Society’s needs through politics, government, and public institutions can hardly benefit from concepts unchanged in two thousand years. Saying otherwise really is a bit like saying we should still use chariots and papyrus and oxen in the fields, but then there are religious groups who do pretty much that. Amish, Mennonites, strict Catholic religious orders, and ultra-Orthodox Jews all live as if it were another century. Just why each of them settles on a particular era’s set of conveniences and dress is rather a mystery. Why the 18th or 19th century rather than, say, 50 BCE or the Stone Age? The choices are just a few of the countless irrationalities displayed by religions, with the intensity of the irrationality being greater the more extreme the faith. And this is no less true of the political religions, from those who insisted on an ancient Indian symbol on armbands to those insisting on little enameled flag pins on lapels.

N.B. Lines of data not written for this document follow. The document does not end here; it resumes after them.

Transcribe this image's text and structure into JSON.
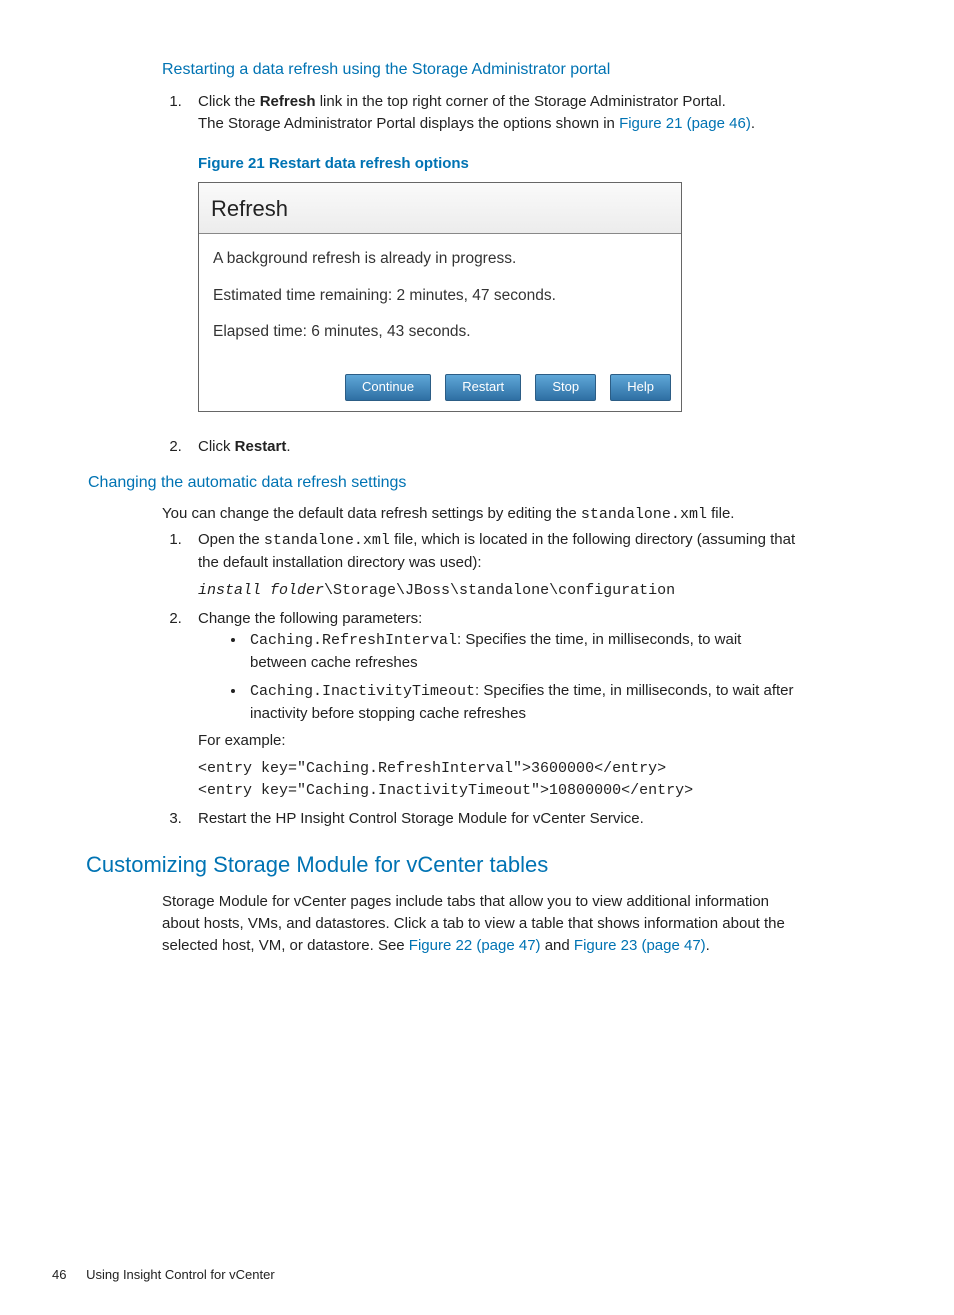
{
  "section1": {
    "title": "Restarting a data refresh using the Storage Administrator portal",
    "step1a": "Click the ",
    "step1bold": "Refresh",
    "step1b": " link in the top right corner of the Storage Administrator Portal.",
    "step1c": "The Storage Administrator Portal displays the options shown in ",
    "figlink": "Figure 21 (page 46)",
    "figcaption": "Figure 21 Restart data refresh options",
    "step2a": "Click ",
    "step2bold": "Restart",
    "step2b": "."
  },
  "refreshDialog": {
    "title": "Refresh",
    "line1": "A background refresh is already in progress.",
    "line2": "Estimated time remaining: 2 minutes, 47 seconds.",
    "line3": "Elapsed time: 6 minutes, 43 seconds.",
    "btnContinue": "Continue",
    "btnRestart": "Restart",
    "btnStop": "Stop",
    "btnHelp": "Help"
  },
  "section2": {
    "title": "Changing the automatic data refresh settings",
    "intro_a": "You can change the default data refresh settings by editing the ",
    "intro_code": "standalone.xml",
    "intro_b": " file.",
    "step1a": "Open the ",
    "step1code": "standalone.xml",
    "step1b": " file, which is located in the following directory (assuming that the default installation directory was used):",
    "path_a": "install folder",
    "path_b": "\\Storage\\JBoss\\standalone\\configuration",
    "step2": "Change the following parameters:",
    "bullet1code": "Caching.RefreshInterval",
    "bullet1text": ": Specifies the time, in milliseconds, to wait between cache refreshes",
    "bullet2code": "Caching.InactivityTimeout",
    "bullet2text": ": Specifies the time, in milliseconds, to wait after inactivity before stopping cache refreshes",
    "forExample": "For example:",
    "example": "<entry key=\"Caching.RefreshInterval\">3600000</entry>\n<entry key=\"Caching.InactivityTimeout\">10800000</entry>",
    "step3": "Restart the HP Insight Control Storage Module for vCenter Service."
  },
  "section3": {
    "title": "Customizing Storage Module for vCenter tables",
    "p_a": "Storage Module for vCenter pages include tabs that allow you to view additional information about hosts, VMs, and datastores. Click a tab to view a table that shows information about the selected host, VM, or datastore. See ",
    "link1": "Figure 22 (page 47)",
    "p_b": " and ",
    "link2": "Figure 23 (page 47)",
    "p_c": "."
  },
  "footer": {
    "page": "46",
    "text": "Using Insight Control for vCenter"
  }
}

As someone who cherishes human freedom and democratic values, I certainly don’t oppose the practice of religion, but I very much oppose any of those practices being imposed on public institutions or manipulated for political purposes. As someone wisely observed, freedom of religion means also freedom from religion. Jesus himself said that prayer was for your private closet, not for exhibition as practiced by the publicans of his day. Remember, as soon as any politician or public official flaunts any kind of religiosity – from public prayer to the display of giant flags, you are being emotionally manipulated by the suggested support of higher powers for particular policies and acts, much as the Catholic Church once crowned and blessed the acts countless bloody kings and tyrants.